Romeiros

Vai já para dez anos que escrevo regularmente na Imprensa local e volto sempre nesta altura ao tema dos Romeiros. Não fui verificar o que disse sobre o assunto anteriormente, de modo que é possível haver aqui repetições, de que desde já peço desculpa.

Fascina-me deveras esta antiquíssima devoção micaelense e tenho pena de nunca ter sido romeiro. Alguma vez pensei juntar-me a algum rancho e correr a Ilha, de uma ponta à outra, rezando e cantando Pai Nosso e Avé Maria e dormindo poucas horas e de esmola onde quer que seja, mas nunca calhou e agora já é tarde para fazer uma coisa dessas e não tenho forças para tanto.

O máximo que consegui fazer foi percurso entre a Rocha Quebrada e a Igreja do Livramento, acompanhando já não me lembro que rancho, mas seria certamente algum liderado por pessoa amiga, que afinal são muitas as hipóteses possíveis. Aí participamos na Eucaristia, porque o rancho pernoitava lá.

Noutra altura, fiz de carro a volta completa à nossa Ilha, num dia de Sábado Santo, em companhia de alguns romeiros da Bretanha, incluindo o respectivo Mestre, hoje já todos falecidos, embora mais novos do que eu. Saímos cedo e fomos, respeitando o percurso dos ranchos de romeiros, que caminham sempre conforme os ponteiros do relógio, parando nas igrejas que encontramos abertas, algumas delas com pessoas que as enfeitavam já para as festas da Páscoa. Parámos também à porta dos cemitérios, onde os romeiros costumam rezar pelas almas dos defuntos. Desfiamos pelo caminho muitos terços, uns cantados outros não. E quando nos despedimos, todos beijamos a mão do Mestre, como era costume ancestral fazerem os romeiros quando o rancho se desfazia para a pernoita. Foi uma experiência memorável!

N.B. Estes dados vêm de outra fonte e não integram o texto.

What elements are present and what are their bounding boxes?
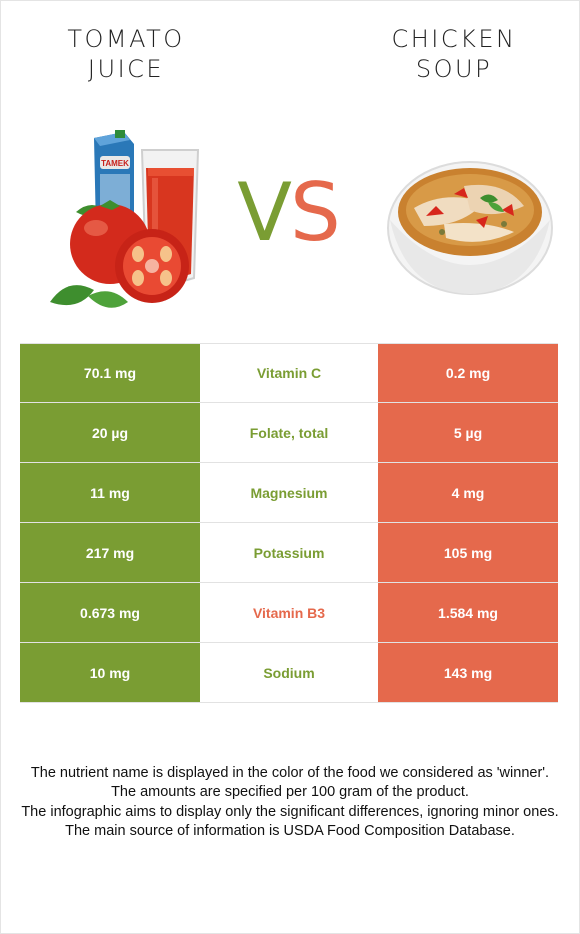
right-value: 1.584 mg [378, 583, 558, 642]
footnote-line: The infographic aims to display only the… [21, 803, 559, 820]
nutrient-name: Sodium [200, 643, 378, 702]
footnote-line: The nutrient name is displayed in the co… [30, 765, 550, 781]
right-value: 0.2 mg [378, 344, 558, 402]
left-value: 11 mg [20, 463, 200, 522]
left-value: 0.673 mg [20, 583, 200, 642]
footnote: The nutrient name is displayed in the co… [18, 764, 562, 842]
table-row: 10 mg Sodium 143 mg [20, 643, 558, 703]
footnote-line: The main source of information is USDA F… [65, 823, 515, 840]
nutrient-name: Potassium [200, 523, 378, 582]
right-value: 143 mg [378, 643, 558, 702]
nutrient-name: Vitamin B3 [200, 583, 378, 642]
left-value: 10 mg [20, 643, 200, 702]
table-row: 217 mg Potassium 105 mg [20, 523, 558, 583]
nutrient-comparison-table: 70.1 mg Vitamin C 0.2 mg 20 µg Folate, t… [20, 343, 558, 703]
carton-brand-label: TAMEK [101, 159, 129, 168]
table-row: 70.1 mg Vitamin C 0.2 mg [20, 343, 558, 403]
versus-s: S [289, 166, 341, 259]
table-row: 11 mg Magnesium 4 mg [20, 463, 558, 523]
left-value: 20 µg [20, 403, 200, 462]
chicken-soup-image [387, 161, 553, 295]
left-food-title: TOMATO JUICE [67, 25, 185, 83]
nutrient-name: Vitamin C [200, 344, 378, 402]
right-value: 4 mg [378, 463, 558, 522]
footnote-line: The amounts are specified per 100 gram o… [111, 784, 469, 801]
tomato-juice-image: TAMEK [50, 130, 200, 308]
nutrient-name: Folate, total [200, 403, 378, 462]
nutrient-name: Magnesium [200, 463, 378, 522]
versus-v: V [237, 166, 292, 259]
table-row: 20 µg Folate, total 5 µg [20, 403, 558, 463]
right-food-title: CHICKEN SOUP [391, 25, 517, 83]
right-value: 5 µg [378, 403, 558, 462]
left-value: 70.1 mg [20, 344, 200, 402]
right-value: 105 mg [378, 523, 558, 582]
table-row: 0.673 mg Vitamin B3 1.584 mg [20, 583, 558, 643]
left-value: 217 mg [20, 523, 200, 582]
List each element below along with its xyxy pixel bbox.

Não é fácil sequer imaginar o valor dessas penitências, que andar a pé durante uma semana inteira, rezando e cantando, quer chova quer faça sol, não é brincadeira nenhuma. Deus é que sabe! Este ano os romeiros têm enfrentado uma meteorologia adversa, com muita chuva e vento e temperaturas baixas, que até parece que nos Açores o Inverno começou com a Primavera. Os ranchos que saíram na primeira semana da Quaresma experimentaram mesmo um violento terramoto, felizmente sem consequências, para além do natural susto. É que apesar da hora matinal do fenómeno telúrico, já os ranchos andavam na estrada e um deles estava na altura parado, em meditação, num miradouro da Costa Norte, situado num pináculo de rocha e com o mar lá em baixo, mal percebido porque estava ainda alpardo…

Chegam-nos notícias de romarias feitas nas outras ilhas da nossa Região Autónoma, que comprovam a adopção de costumes oriundos de São Miguel, tal como por cá vamos adoptando costumes delas noutras matérias, praticando assim uma verdadeira Unidade Açoriana. Em cada uma das ilhas há adaptações, todas elas razoáveis. Mas o espírito é o mesmo e com isso só nos podemos congratular.

Nas comunidades de emigrantes açorianos também se fazem romarias, em geral mais breves, correndo as igrejas portuguesas da zona, tanto nos Estados Unidos como no Canadá. Aí, pelo

que dizem, é necessário explicar na vizinhança, o sentido desta devoção insular. Mas pelos vistos os micaelenses, ainda que vivendo longe e há muitos anos, mantêm o gosto de pôr o xaile e o lenço sobre os ombros e a cevadeira às costas, e com o bordão na mão, ir pelas ruas dos povoados ou pelas estradas semi-desertas, cantando em coro a sempre comovente Avé Maria dos Romeiros.

João Bosco Mota Amaral

(Por convicção pessoal, o Autor não respeita o assim chamado Acordo Ortográfico.)